Managed Mobility Services Still a Work in Progress

Kathryn Weldon
Kathryn Weldon

Summary Bullets:

  • Current Analysis has completed its analysis of global operators’ managed mobility services  (see Global Managed Mobility Services 2013: Who’s on Top?, December 16, 2013).
  • There was steady progress but not transformations in providers’ portfolios.  Work remains for BYOD, mobile apps, mobile security, and virtualization.

Every year, Current Analysis looks at the managed mobility services (MMS) of the U.S. and European-based operators, compares their strategies and services, and ranks them according to their core services, value-added services, availability, customer traction, and the progress they have made in fleshing out their portfolios.  We discovered that service providers have added more third-party solution partners, better defined their professional services, began to articulate BYOD-focused offerings, and improved the way they present and position their MMS portfolios.  However, while last year there appeared to be a mandate to broaden the scope of services by adding more sophisticated mobile application management tools, application development capabilities, and mobile security services, only some operators have made enhancements in these areas.  Operators are also discussing the synergy of MMS with their cloud and UC services, but the actual ‘convergence’ of these separate sets of services is still in the beginning stages.  While BYOD remains a major opportunity (and threat), many operators are still in trials with dual persona vendors and have not yet implemented advanced capabilities such as split billing for personal and business communications and transactions.  Below are a few other recommendations to MMS providers:

* Even some of the strongest MMS providers are regionally focused.  Many European-based operators lack solid U.S. partnerships and vice versa.  While most operators are excited about opportunities in Asia-Pacific, it is still important to have a solid and consistent way of delivering services, starting with roaming tariffs that make international connectivity affordable.

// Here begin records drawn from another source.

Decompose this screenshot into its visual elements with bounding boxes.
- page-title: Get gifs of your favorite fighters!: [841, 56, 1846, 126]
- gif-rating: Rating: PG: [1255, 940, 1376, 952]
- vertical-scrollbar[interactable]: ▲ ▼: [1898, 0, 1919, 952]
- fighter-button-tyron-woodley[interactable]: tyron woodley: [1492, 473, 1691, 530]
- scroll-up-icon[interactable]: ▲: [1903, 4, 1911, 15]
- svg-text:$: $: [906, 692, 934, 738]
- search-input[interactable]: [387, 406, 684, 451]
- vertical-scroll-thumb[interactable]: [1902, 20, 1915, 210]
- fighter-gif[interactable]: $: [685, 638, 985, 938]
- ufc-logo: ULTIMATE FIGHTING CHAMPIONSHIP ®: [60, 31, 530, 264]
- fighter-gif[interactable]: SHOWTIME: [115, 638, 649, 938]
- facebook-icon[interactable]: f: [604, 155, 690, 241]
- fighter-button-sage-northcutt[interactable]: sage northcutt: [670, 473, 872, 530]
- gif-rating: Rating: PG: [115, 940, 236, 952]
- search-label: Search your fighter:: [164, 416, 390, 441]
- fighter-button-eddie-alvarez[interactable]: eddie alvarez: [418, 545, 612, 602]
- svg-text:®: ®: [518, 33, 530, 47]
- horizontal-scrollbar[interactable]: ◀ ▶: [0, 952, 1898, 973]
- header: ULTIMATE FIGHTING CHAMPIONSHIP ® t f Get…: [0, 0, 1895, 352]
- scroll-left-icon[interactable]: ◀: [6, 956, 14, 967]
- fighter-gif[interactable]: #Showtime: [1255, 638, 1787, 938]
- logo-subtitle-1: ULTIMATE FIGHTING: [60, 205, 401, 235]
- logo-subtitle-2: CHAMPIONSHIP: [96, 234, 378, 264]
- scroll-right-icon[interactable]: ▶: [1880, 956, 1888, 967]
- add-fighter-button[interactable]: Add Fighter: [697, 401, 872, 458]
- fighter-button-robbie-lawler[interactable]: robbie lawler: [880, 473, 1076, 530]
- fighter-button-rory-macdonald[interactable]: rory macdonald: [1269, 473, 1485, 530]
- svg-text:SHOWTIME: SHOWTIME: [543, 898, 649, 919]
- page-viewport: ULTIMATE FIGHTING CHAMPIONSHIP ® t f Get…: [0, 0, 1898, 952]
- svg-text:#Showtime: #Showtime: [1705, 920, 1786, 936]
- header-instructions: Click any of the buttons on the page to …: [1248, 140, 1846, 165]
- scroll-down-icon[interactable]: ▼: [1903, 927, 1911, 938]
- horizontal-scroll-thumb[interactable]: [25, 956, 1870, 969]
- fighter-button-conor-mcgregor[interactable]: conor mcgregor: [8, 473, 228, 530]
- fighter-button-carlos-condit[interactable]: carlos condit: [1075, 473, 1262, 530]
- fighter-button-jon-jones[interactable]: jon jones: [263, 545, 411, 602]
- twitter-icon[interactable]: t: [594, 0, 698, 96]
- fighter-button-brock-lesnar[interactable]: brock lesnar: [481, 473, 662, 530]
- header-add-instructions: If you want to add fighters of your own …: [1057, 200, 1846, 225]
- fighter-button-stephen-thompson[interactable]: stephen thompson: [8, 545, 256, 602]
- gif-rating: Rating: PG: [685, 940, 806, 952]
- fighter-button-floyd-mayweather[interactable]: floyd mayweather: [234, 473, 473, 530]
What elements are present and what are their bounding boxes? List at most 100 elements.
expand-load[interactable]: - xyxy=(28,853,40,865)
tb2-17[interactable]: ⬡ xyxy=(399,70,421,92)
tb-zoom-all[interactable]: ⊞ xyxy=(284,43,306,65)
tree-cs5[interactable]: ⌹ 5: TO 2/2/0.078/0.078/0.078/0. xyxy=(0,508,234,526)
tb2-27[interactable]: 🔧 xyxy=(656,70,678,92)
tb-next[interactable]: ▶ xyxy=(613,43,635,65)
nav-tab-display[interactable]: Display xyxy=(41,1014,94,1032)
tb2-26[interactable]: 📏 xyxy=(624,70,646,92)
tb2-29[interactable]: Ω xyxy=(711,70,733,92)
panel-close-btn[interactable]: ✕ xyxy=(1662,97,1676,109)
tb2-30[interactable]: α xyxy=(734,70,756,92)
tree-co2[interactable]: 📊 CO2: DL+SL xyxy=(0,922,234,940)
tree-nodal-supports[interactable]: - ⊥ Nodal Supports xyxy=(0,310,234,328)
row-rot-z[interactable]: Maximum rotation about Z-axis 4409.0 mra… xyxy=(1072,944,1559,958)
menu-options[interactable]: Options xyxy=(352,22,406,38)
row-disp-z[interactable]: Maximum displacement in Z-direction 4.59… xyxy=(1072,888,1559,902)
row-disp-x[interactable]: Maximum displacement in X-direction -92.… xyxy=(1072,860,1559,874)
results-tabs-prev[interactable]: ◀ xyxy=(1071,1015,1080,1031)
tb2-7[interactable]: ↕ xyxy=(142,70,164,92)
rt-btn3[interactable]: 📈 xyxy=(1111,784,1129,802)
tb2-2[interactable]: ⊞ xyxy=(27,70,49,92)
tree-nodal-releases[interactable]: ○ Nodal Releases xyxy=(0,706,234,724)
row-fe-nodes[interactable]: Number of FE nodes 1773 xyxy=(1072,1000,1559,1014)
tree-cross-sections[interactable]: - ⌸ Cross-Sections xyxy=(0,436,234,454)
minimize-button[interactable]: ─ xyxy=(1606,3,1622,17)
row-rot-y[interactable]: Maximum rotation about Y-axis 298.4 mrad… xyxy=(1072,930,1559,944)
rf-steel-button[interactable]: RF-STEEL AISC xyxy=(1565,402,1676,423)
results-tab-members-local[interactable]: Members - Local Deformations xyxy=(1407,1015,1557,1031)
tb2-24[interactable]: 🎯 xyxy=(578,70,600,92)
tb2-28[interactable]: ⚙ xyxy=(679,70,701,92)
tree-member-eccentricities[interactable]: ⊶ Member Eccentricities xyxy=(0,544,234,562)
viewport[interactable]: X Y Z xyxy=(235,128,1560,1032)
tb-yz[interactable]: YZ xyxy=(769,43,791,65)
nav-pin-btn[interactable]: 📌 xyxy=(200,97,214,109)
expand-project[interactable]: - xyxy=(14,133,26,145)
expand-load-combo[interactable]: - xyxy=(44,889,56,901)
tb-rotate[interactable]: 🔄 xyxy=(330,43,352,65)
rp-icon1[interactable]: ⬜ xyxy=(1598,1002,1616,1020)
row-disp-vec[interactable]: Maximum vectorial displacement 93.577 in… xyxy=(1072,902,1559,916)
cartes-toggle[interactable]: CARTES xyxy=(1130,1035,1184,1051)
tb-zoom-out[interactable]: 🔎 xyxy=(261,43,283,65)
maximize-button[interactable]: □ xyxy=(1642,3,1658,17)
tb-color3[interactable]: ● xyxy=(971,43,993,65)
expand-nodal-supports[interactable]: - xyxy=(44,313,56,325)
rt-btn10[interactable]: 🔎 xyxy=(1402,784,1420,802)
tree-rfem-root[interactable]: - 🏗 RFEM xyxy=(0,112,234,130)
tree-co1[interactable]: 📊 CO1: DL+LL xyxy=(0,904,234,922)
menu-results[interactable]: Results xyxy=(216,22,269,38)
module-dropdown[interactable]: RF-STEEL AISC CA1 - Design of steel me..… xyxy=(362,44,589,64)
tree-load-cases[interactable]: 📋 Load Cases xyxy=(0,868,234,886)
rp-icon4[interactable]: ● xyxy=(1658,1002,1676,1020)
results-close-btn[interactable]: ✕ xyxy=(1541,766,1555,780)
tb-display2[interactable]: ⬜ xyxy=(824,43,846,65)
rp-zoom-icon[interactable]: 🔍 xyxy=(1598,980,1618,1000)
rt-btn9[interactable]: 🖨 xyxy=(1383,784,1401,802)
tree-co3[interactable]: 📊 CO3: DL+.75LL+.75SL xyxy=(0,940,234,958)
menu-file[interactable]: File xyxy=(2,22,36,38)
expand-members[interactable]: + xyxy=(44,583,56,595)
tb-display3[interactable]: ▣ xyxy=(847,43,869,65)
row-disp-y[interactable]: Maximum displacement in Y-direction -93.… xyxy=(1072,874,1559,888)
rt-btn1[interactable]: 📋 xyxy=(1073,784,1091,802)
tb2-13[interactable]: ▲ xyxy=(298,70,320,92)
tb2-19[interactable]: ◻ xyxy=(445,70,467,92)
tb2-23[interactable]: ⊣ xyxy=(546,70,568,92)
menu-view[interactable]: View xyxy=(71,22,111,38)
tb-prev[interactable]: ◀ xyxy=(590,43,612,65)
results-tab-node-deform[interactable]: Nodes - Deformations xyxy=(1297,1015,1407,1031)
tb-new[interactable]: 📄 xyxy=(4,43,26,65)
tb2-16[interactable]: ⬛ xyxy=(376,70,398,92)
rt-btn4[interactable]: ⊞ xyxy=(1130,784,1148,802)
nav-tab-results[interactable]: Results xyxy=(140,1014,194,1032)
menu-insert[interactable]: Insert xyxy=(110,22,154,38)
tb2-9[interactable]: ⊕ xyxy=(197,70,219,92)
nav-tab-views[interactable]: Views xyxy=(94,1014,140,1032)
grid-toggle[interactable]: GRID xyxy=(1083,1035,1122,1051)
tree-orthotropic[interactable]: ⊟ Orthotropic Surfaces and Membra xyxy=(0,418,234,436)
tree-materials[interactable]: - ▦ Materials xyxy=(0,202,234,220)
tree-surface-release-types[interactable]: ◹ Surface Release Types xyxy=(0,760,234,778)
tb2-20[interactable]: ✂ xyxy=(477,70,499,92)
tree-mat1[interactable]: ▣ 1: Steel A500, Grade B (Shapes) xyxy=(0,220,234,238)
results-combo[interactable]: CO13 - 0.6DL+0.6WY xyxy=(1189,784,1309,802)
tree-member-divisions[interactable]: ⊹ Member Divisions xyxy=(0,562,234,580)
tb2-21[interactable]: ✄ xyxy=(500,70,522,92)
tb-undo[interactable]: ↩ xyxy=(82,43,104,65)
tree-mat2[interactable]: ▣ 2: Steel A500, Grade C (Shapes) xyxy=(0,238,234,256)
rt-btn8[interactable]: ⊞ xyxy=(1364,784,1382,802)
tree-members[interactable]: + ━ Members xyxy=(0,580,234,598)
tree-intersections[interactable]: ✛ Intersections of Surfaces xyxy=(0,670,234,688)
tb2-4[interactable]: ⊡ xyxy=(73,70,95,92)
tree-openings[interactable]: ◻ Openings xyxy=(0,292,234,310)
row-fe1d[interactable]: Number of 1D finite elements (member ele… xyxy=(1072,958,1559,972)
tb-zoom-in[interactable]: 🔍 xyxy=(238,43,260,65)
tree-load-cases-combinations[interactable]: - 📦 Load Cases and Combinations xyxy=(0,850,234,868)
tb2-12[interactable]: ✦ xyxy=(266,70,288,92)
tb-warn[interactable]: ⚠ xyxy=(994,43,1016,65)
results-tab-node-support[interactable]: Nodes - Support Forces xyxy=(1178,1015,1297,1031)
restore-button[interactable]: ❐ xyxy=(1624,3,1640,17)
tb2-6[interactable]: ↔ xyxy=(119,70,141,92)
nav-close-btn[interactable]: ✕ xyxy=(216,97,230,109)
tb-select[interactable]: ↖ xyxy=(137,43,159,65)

* There is still a distinction between operators with in-house systems integration capabilities and those that are still building up their professional services.  As application development and business process consulting become priorities in mobile deployments, operators that lack these capabilities may lose customers to systems integrators that are equally excited about the mobile opportunities ahead.

* Mobile operators are also very involved with M2M service expansion.  They should soon realize that many MMS capabilities (e.g., application development and delivery, troubleshooting and device management, affordable roaming, and service enablement) are also important for success in the M2M space, as operators (and SIs) look to offer value-added services beyond connectivity.

* While the disclosure of reference customers is tricky and often beyond the control of the operator, it is difficult to gauge market traction without it.  Current Analysis’ MMS rankings reflect our best efforts to compare MMS providers fairly.  However, operators need to provide some evidence of traction, whether it is new names, numbers, revenues, or growth rates.